Trained forensics examiners from the FBI and law enforcement agencies worldwide were far more accurate in identifying faces in photographs than nonexperts and even computers, according to a new assessment. The assessment provides “the first strong evidence that facial forensic examiners are better at face recognition than the rest of us,” Jonathon Phillips, a face recognition researcher at the National Institute of Standards and Technology (NIST), said in a written announcement.

When scores were averaged across all facial forensics examiners—modeling the forensic-lab practice of engaging several examiners to weigh in on face comparison decisions—the experts achieved a near-perfect mark of 0.997. Phillips and colleagues from the University of New South Wales and the University of Texas at Dallas reported the results of their comparative study in the Proceedings of the Royal Society of London.

Trained facial examiners testify in court on whether faces in two images are the same person. Until now, however, the accuracy of forensic examiners in matching identity across different photographs has never been tested, according to NIST officials.

In this initial set of experiments, the scientists tested three groups: students, forensic facial examiners who are specially trained to compare facial images for law enforcement, and people who work in the field of facial recognition but are not examiners. All participants reviewed pairs of faces on a computer screen and judged whether the faces belonged to the same person.

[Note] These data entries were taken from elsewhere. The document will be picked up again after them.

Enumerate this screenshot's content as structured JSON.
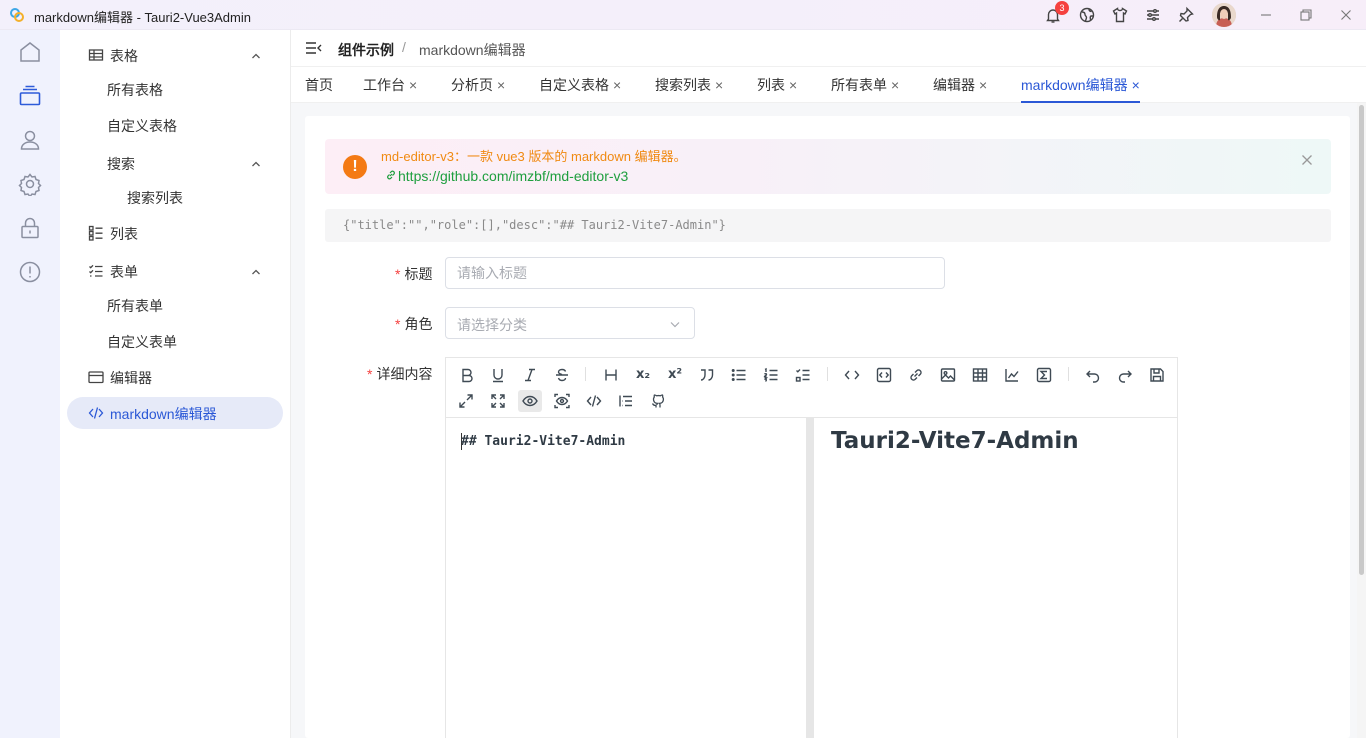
{
  "window": {
    "title": "markdown编辑器 - Tauri2-Vue3Admin",
    "notification_count": "3",
    "icons": [
      "bell-icon",
      "globe-icon",
      "shirt-icon",
      "sliders-icon",
      "pin-icon",
      "avatar",
      "minimize-icon",
      "restore-icon",
      "close-icon"
    ]
  },
  "rail": {
    "items": [
      "home-icon",
      "components-icon",
      "user-icon",
      "settings-icon",
      "lock-icon",
      "alert-icon"
    ],
    "active": "components-icon"
  },
  "menu": {
    "items": [
      {
        "label": "表格",
        "icon": "table-icon",
        "expanded": true
      },
      {
        "label": "所有表格"
      },
      {
        "label": "自定义表格"
      },
      {
        "label": "搜索",
        "expanded": true
      },
      {
        "label": "搜索列表"
      },
      {
        "label": "列表",
        "icon": "list-icon"
      },
      {
        "label": "表单",
        "icon": "form-icon",
        "expanded": true
      },
      {
        "label": "所有表单"
      },
      {
        "label": "自定义表单"
      },
      {
        "label": "编辑器",
        "icon": "editor-icon"
      },
      {
        "label": "markdown编辑器",
        "icon": "code-icon",
        "active": true
      }
    ]
  },
  "breadcrumb": {
    "parent": "组件示例",
    "separator": "/",
    "current": "markdown编辑器"
  },
  "tabs": [
    {
      "label": "首页",
      "closable": false
    },
    {
      "label": "工作台",
      "closable": true
    },
    {
      "label": "分析页",
      "closable": true
    },
    {
      "label": "自定义表格",
      "closable": true
    },
    {
      "label": "搜索列表",
      "closable": true
    },
    {
      "label": "列表",
      "closable": true
    },
    {
      "label": "所有表单",
      "closable": true
    },
    {
      "label": "编辑器",
      "closable": true
    },
    {
      "label": "markdown编辑器",
      "closable": true,
      "active": true
    }
  ],
  "tab_close_glyph": "×",
  "alert": {
    "title": "md-editor-v3：一款 vue3 版本的 markdown 编辑器。",
    "link": "https://github.com/imzbf/md-editor-v3",
    "icon": "!"
  },
  "json_preview": "{\"title\":\"\",\"role\":[],\"desc\":\"## Tauri2-Vite7-Admin\"}",
  "form": {
    "title_label": "标题",
    "title_placeholder": "请输入标题",
    "role_label": "角色",
    "role_placeholder": "请选择分类",
    "content_label": "详细内容",
    "required_mark": "*"
  },
  "editor": {
    "source": "## Tauri2-Vite7-Admin",
    "preview_heading": "Tauri2-Vite7-Admin",
    "toolbar": [
      "bold",
      "underline",
      "italic",
      "strikethrough",
      "title",
      "sub",
      "sup",
      "quote",
      "unordered-list",
      "ordered-list",
      "task",
      "code-row",
      "code",
      "link",
      "image",
      "table",
      "mermaid",
      "katex",
      "revoke",
      "next",
      "save",
      "page-fullscreen",
      "fullscreen",
      "preview",
      "preview-only",
      "html-preview",
      "catalog",
      "github"
    ],
    "active_tool": "preview",
    "sub_label": "x₂",
    "sup_label": "x²"
  },
  "colors": {
    "accent": "#2b58d6",
    "alert_title": "#f08a12",
    "alert_link": "#1e9e3e",
    "required": "#f5413f"
  }
}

The faces were chosen because they were hard to recognize and difficult for computer algorithms to distinguish between.

The participants performed a standard face-matching test and two new tests devised by the researchers. In all three tests, trained examiners outperformed facial recognition controls and student controls, in that order.

Phillips says the next round of experiments will study the accuracy of facial examiners using their tools and methods in a laboratory.

The research responds to a 2009 National Academy of Sciences report that called for efforts to build the scientific foundation that supports forensic practices. The report recommended that NIST, among other organizations, develop protocols and best practices that form the basis for standards.